Ayrıca; 2659 sayılı Yasanın 7 ve 16. maddeleri hükmü uyarınca bir kişinin ehliyetsizliğinin Adli Tıp Kurumu 4. İhtisas Dairesinden alınacak raporla saptanması gerekeceği ve ehliyetsizliğin kamu düzeni ile ilgili olması nedeniyle öncelikle inceleneceği açıktır.
Ne varki, mahkemece ehliyetsizlik iddiası yönünden hükme yeterli bir araştırma ve inceleme yapıldığının söylenebilme imkanı yoktur.
O halde, hukuki ehliyetsizliğin kamu düzeni ile ilgili olduğu gözetilerek ve önemine binaen öncelikle incelenmesi, tarafların bu yönde bildirecekleri tüm delillerin toplanması, varsa miras bırakana ait sağlık kurulu raporları, hasta müşahade kağıtları, reçeteler vs. istenmesi, tüm dosyanın Adli Tıp Kurumu’na gönderilmesi, akit tarihinde miras bırakanın ehliyetli olup olmadığı yönünde rapor alınması, miras bırakanın ehliyetli olduğunun saptanması halinde muris muvazaası hukuksal nedenine dayalı isteğin değerlendirilmesi gerekeceği kuşkusuzdur.
Hal böyle olunca, yukarıda açıklanan ilkeler çerçevesinde gerekli araştırma ve incelemenin yapılması, soruşturmanın eksiksiz tamamlanması, sonucuna göre bir karar verilmesi gerekirken eksik soruşturma ile yetinilerek hüküm kurulması doğru değildir.

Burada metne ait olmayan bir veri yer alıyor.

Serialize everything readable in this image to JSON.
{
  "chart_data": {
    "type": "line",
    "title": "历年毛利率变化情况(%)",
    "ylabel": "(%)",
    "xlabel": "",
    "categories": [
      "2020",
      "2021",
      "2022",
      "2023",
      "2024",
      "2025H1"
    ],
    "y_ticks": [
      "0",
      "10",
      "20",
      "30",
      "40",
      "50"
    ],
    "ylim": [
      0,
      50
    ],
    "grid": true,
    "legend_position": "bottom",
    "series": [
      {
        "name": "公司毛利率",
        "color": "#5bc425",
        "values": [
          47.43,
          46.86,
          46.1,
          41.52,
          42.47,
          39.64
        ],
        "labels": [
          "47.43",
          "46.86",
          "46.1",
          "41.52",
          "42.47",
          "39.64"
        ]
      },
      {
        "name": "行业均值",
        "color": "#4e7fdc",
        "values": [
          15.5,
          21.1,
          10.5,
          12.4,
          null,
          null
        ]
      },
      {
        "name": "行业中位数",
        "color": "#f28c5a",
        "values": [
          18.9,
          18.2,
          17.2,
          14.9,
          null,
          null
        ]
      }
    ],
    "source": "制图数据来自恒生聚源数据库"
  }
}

Davacının, temyiz itirazının kabulü ile hükmün açıklanan nedenlerden ötürü (6100 sayılı Yasanın geçici 3.maddesi yollaması ile) 1086 sayılı HUMK."nın 428.maddesi gereğince BOZULMASINA, alınan peşin harcın temyiz edene geri verilmesine, 19.01.2012 tarihinde oybirliğiyle karar verildi.